December 13th, 2003

toothybear

Music

So it's 2003. I bought my first record with my own money in 1966, almost 40 years ago. I still have it -- mono version of the Beatles 'Rubber Soul.' The records threaten to take over my studio -- 4 4" shelves, several crates, more crates downstairs ...

Yet, when I was a young sprat there were a lot of records that I knew well but never actually owned. I've been seeing them on CD on Amazon.com used, cheap, so I've been on a buying spree for late-70s/early 80s. Recent (highly recommended) buys:

Gang of Four "Entertainment" -- punky songs, but a uniquely tight band. They might be going on about Capitalism or something, but the real attraction is the precise guitar slashes and metronomic drumming.

Wire "Pink Flag" -- again the playing's the thing. The songs are stripped down, no nonsense, simplistic screeds, delivered with power and conviction.

Joy Division "Closer" -- there's something wrong with Joy Division's music; a test case in point for the Oblique Strategy "find the flaw, magnify it." It's monotonous music, with huge sheets of undifferentiated noise from the guitar, and gloomy vocals. And yet ... well loads of ink have been spilled over Joy Division and a cult of personality grown up around Ian Curtis. I don't need to add to it.
Peter Hook is the anchor keeping the madness together; he is a phenomenal, underrated bass player; something he proved even more in New Order.

Pixies "Surfer Rosa" -- I never bought this when it came out because it was ubiquitous on college radio. Whatever I was buying at the time seemed more pressing. Listening to it now, the songs on this CD have a sort of pop inevitability. Their influence on nearly everything that's happened since is huge. Would there have been a Nirvana without Pixies?

Anyway, I think sometimes it's good to listen to old stuff now and then...
toothybear

So how vain am I?

I posted links to tracks I've done lately and not gotten any response via e-mail or comments. Since I'm needy and conceited, I went looking through logs on the server, and was surprised to see that 30 people at least started downloading my latest track, and 48 people have been to my '2003 Retrospective' page. angryrobot, entropichusk, and auditorium were recognizable, but there were also people I don't know from the UK, UK, Japan and Australia.
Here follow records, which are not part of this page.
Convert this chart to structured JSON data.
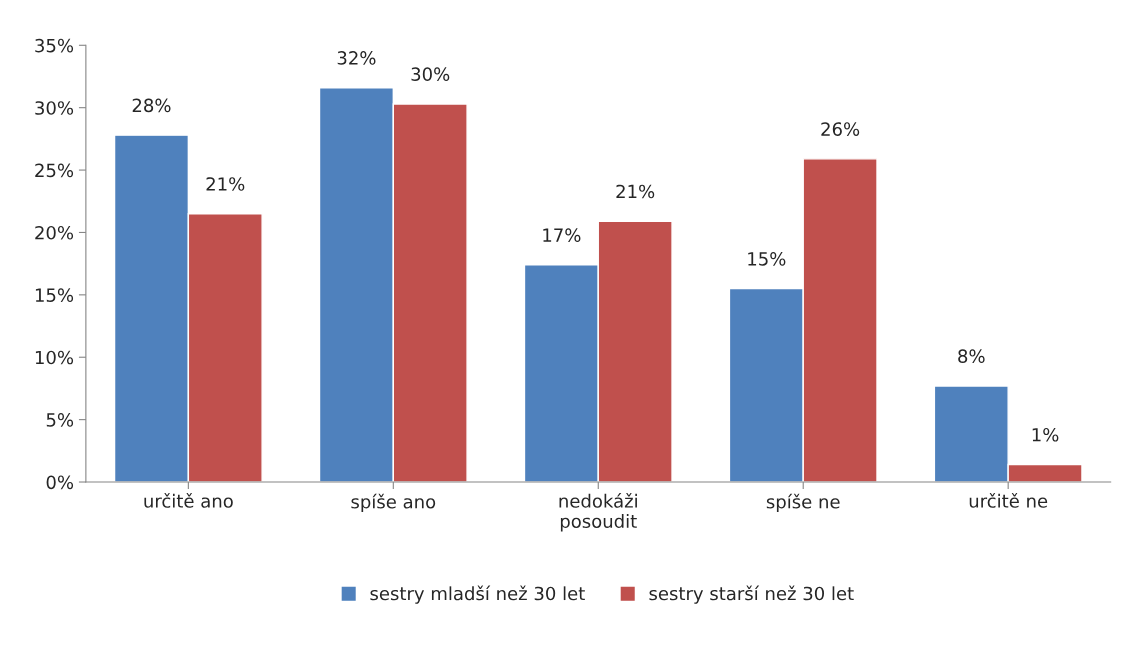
{
  "chart_data": {
    "type": "bar",
    "categories": [
      "určitě ano",
      "spíše ano",
      "nedokáži\nposoudit",
      "spíše ne",
      "určitě ne"
    ],
    "series": [
      {
        "name": "sestry mladší než 30 let",
        "color": "#4f81bd",
        "values": [
          27.8,
          31.6,
          17.4,
          15.5,
          7.7
        ],
        "value_labels": [
          "28%",
          "32%",
          "17%",
          "15%",
          "8%"
        ]
      },
      {
        "name": "sestry starší než 30 let",
        "color": "#c0504d",
        "values": [
          21.5,
          30.3,
          20.9,
          25.9,
          1.4
        ],
        "value_labels": [
          "21%",
          "30%",
          "21%",
          "26%",
          "1%"
        ]
      }
    ],
    "ylim": [
      0,
      35
    ],
    "yticks": [
      {
        "value": 0,
        "label": "0%"
      },
      {
        "value": 5,
        "label": "5%"
      },
      {
        "value": 10,
        "label": "10%"
      },
      {
        "value": 15,
        "label": "15%"
      },
      {
        "value": 20,
        "label": "20%"
      },
      {
        "value": 25,
        "label": "25%"
      },
      {
        "value": 30,
        "label": "30%"
      },
      {
        "value": 35,
        "label": "35%"
      }
    ],
    "grid": false,
    "legend": "bottom"
  }
}
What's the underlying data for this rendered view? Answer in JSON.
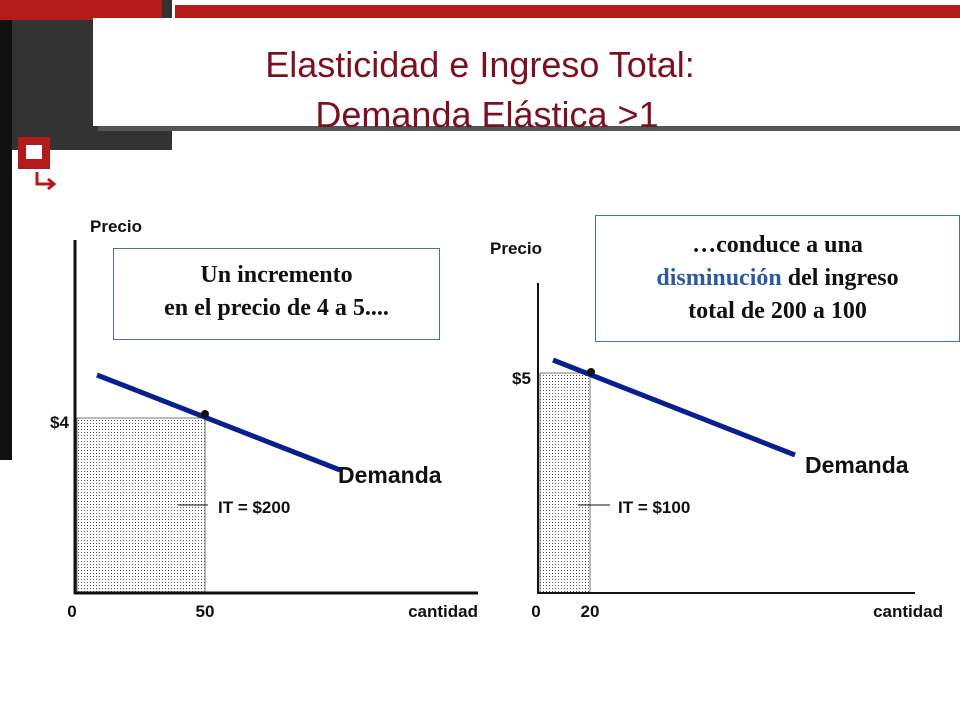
{
  "title": [
    "Elasticidad e Ingreso Total:",
    "Demanda Elástica >1"
  ],
  "left": {
    "y_label": "Precio",
    "price": "$4",
    "x_label": "cantidad",
    "origin": "0",
    "quantity": "50",
    "curve": "Demanda",
    "revenue": "IT = $200",
    "note": [
      "Un incremento",
      "en el precio de 4 a 5...."
    ]
  },
  "right": {
    "y_label": "Precio",
    "price": "$5",
    "x_label": "cantidad",
    "origin": "0",
    "quantity": "20",
    "curve": "Demanda",
    "revenue": "IT = $100",
    "note": {
      "line1": "…conduce a una",
      "highlight": "disminución",
      "line2_rest": "del ingreso",
      "line3": "total de 200 a 100"
    }
  }
}
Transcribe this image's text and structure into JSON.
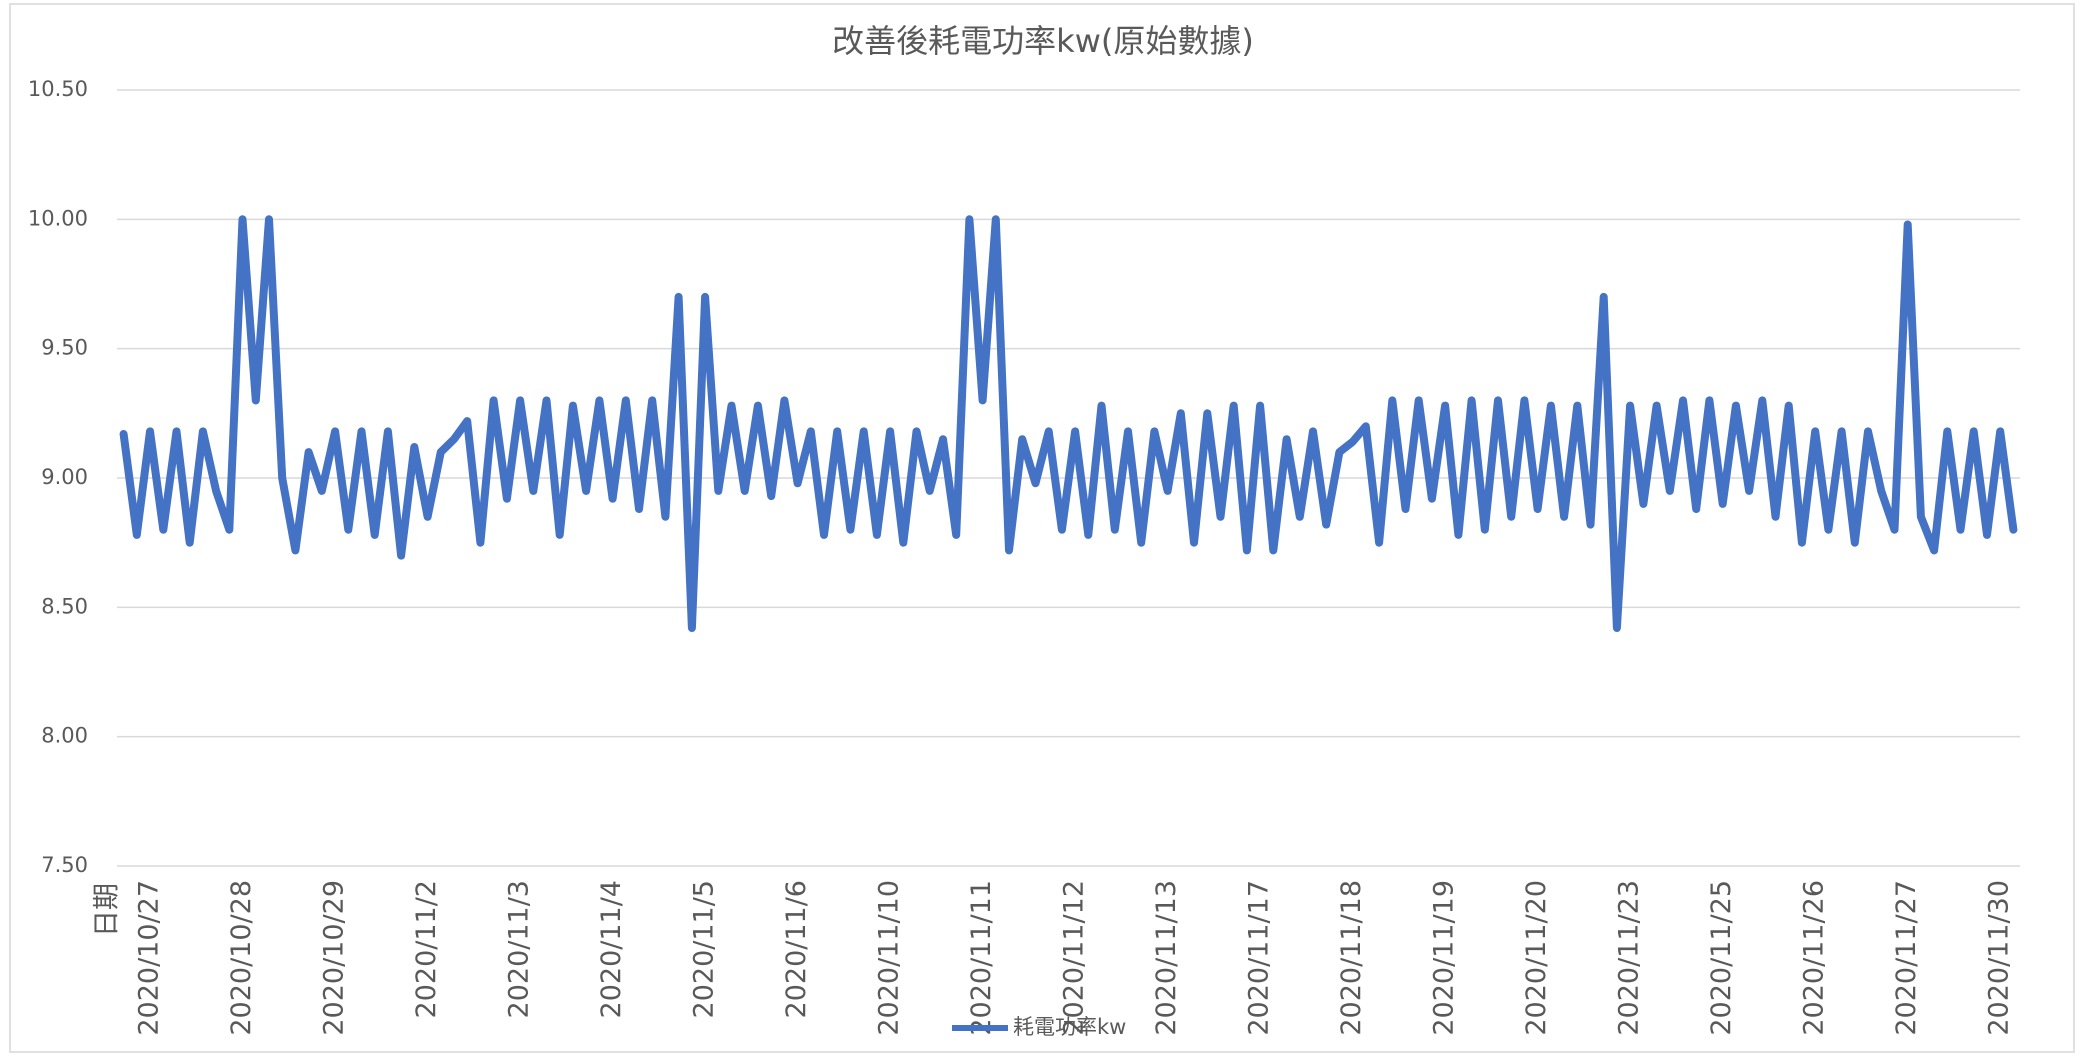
{
  "chart_data": {
    "type": "line",
    "title": "改善後耗電功率kw(原始數據)",
    "x_label": "日期",
    "categories": [
      null,
      null,
      "2020/10/27",
      null,
      null,
      null,
      null,
      null,
      null,
      "2020/10/28",
      null,
      null,
      null,
      null,
      null,
      null,
      "2020/10/29",
      null,
      null,
      null,
      null,
      null,
      null,
      "2020/11/2",
      null,
      null,
      null,
      null,
      null,
      null,
      "2020/11/3",
      null,
      null,
      null,
      null,
      null,
      null,
      "2020/11/4",
      null,
      null,
      null,
      null,
      null,
      null,
      "2020/11/5",
      null,
      null,
      null,
      null,
      null,
      null,
      "2020/11/6",
      null,
      null,
      null,
      null,
      null,
      null,
      "2020/11/10",
      null,
      null,
      null,
      null,
      null,
      null,
      "2020/11/11",
      null,
      null,
      null,
      null,
      null,
      null,
      "2020/11/12",
      null,
      null,
      null,
      null,
      null,
      null,
      "2020/11/13",
      null,
      null,
      null,
      null,
      null,
      null,
      "2020/11/17",
      null,
      null,
      null,
      null,
      null,
      null,
      "2020/11/18",
      null,
      null,
      null,
      null,
      null,
      null,
      "2020/11/19",
      null,
      null,
      null,
      null,
      null,
      null,
      "2020/11/20",
      null,
      null,
      null,
      null,
      null,
      null,
      "2020/11/23",
      null,
      null,
      null,
      null,
      null,
      null,
      "2020/11/25",
      null,
      null,
      null,
      null,
      null,
      null,
      "2020/11/26",
      null,
      null,
      null,
      null,
      null,
      null,
      "2020/11/27",
      null,
      null,
      null,
      null,
      null,
      null,
      "2020/11/30",
      null
    ],
    "series": [
      {
        "name": "耗電功率kw",
        "color": "#4472c4",
        "values": [
          9.17,
          8.78,
          9.18,
          8.8,
          9.18,
          8.75,
          9.18,
          8.95,
          8.8,
          10.0,
          9.3,
          10.0,
          9.0,
          8.72,
          9.1,
          8.95,
          9.18,
          8.8,
          9.18,
          8.78,
          9.18,
          8.7,
          9.12,
          8.85,
          9.1,
          9.15,
          9.22,
          8.75,
          9.3,
          8.92,
          9.3,
          8.95,
          9.3,
          8.78,
          9.28,
          8.95,
          9.3,
          8.92,
          9.3,
          8.88,
          9.3,
          8.85,
          9.7,
          8.42,
          9.7,
          8.95,
          9.28,
          8.95,
          9.28,
          8.93,
          9.3,
          8.98,
          9.18,
          8.78,
          9.18,
          8.8,
          9.18,
          8.78,
          9.18,
          8.75,
          9.18,
          8.95,
          9.15,
          8.78,
          10.0,
          9.3,
          10.0,
          8.72,
          9.15,
          8.98,
          9.18,
          8.8,
          9.18,
          8.78,
          9.28,
          8.8,
          9.18,
          8.75,
          9.18,
          8.95,
          9.25,
          8.75,
          9.25,
          8.85,
          9.28,
          8.72,
          9.28,
          8.72,
          9.15,
          8.85,
          9.18,
          8.82,
          9.1,
          9.14,
          9.2,
          8.75,
          9.3,
          8.88,
          9.3,
          8.92,
          9.28,
          8.78,
          9.3,
          8.8,
          9.3,
          8.85,
          9.3,
          8.88,
          9.28,
          8.85,
          9.28,
          8.82,
          9.7,
          8.42,
          9.28,
          8.9,
          9.28,
          8.95,
          9.3,
          8.88,
          9.3,
          8.9,
          9.28,
          8.95,
          9.3,
          8.85,
          9.28,
          8.75,
          9.18,
          8.8,
          9.18,
          8.75,
          9.18,
          8.95,
          8.8,
          9.98,
          8.85,
          8.72,
          9.18,
          8.8,
          9.18,
          8.78,
          9.18,
          8.8
        ]
      }
    ],
    "ylim": [
      7.5,
      10.5
    ],
    "yticks": [
      {
        "value": 7.5,
        "label": "7.50"
      },
      {
        "value": 8.0,
        "label": "8.00"
      },
      {
        "value": 8.5,
        "label": "8.50"
      },
      {
        "value": 9.0,
        "label": "9.00"
      },
      {
        "value": 9.5,
        "label": "9.50"
      },
      {
        "value": 10.0,
        "label": "10.00"
      },
      {
        "value": 10.5,
        "label": "10.50"
      }
    ],
    "grid": true,
    "legend": "bottom"
  }
}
So hey, don't feel bashful about responding when I post a track. It's a major boost to hear from people who like them. I can even use constructive criticism. I don't even mind 'YOU SUCK!'

And it's not just me; I listen to people's stuff on line all the time and respond, and everyone seems excited to hear from someone, ANYONE. Those of you who don't make music have no idea of how the palpable pressure of being ignored affects those who do. Making tracks is something you do mostly by yourself and it can be pretty lonely, and it's something that you do as a way to communicate with others.

Of course as an artist, you should be doing it because you have no choice, because it's an inner drive to above all satisfy yourself. Maybe, but one also wishes to be noticed, admired, and loved for what a clever music maker you are. Oh and sometimes it would be cool to make money out of it.

Anyway, thanks for listening.
toothybear

(no subject)

Master and Commander: The Far Side of the World is playing at the New Strand in West Liberty. Woo Hoo! $3 admission, kickass popcorn (with free refills) and a real theatre, not some plastic googleplex in the mall.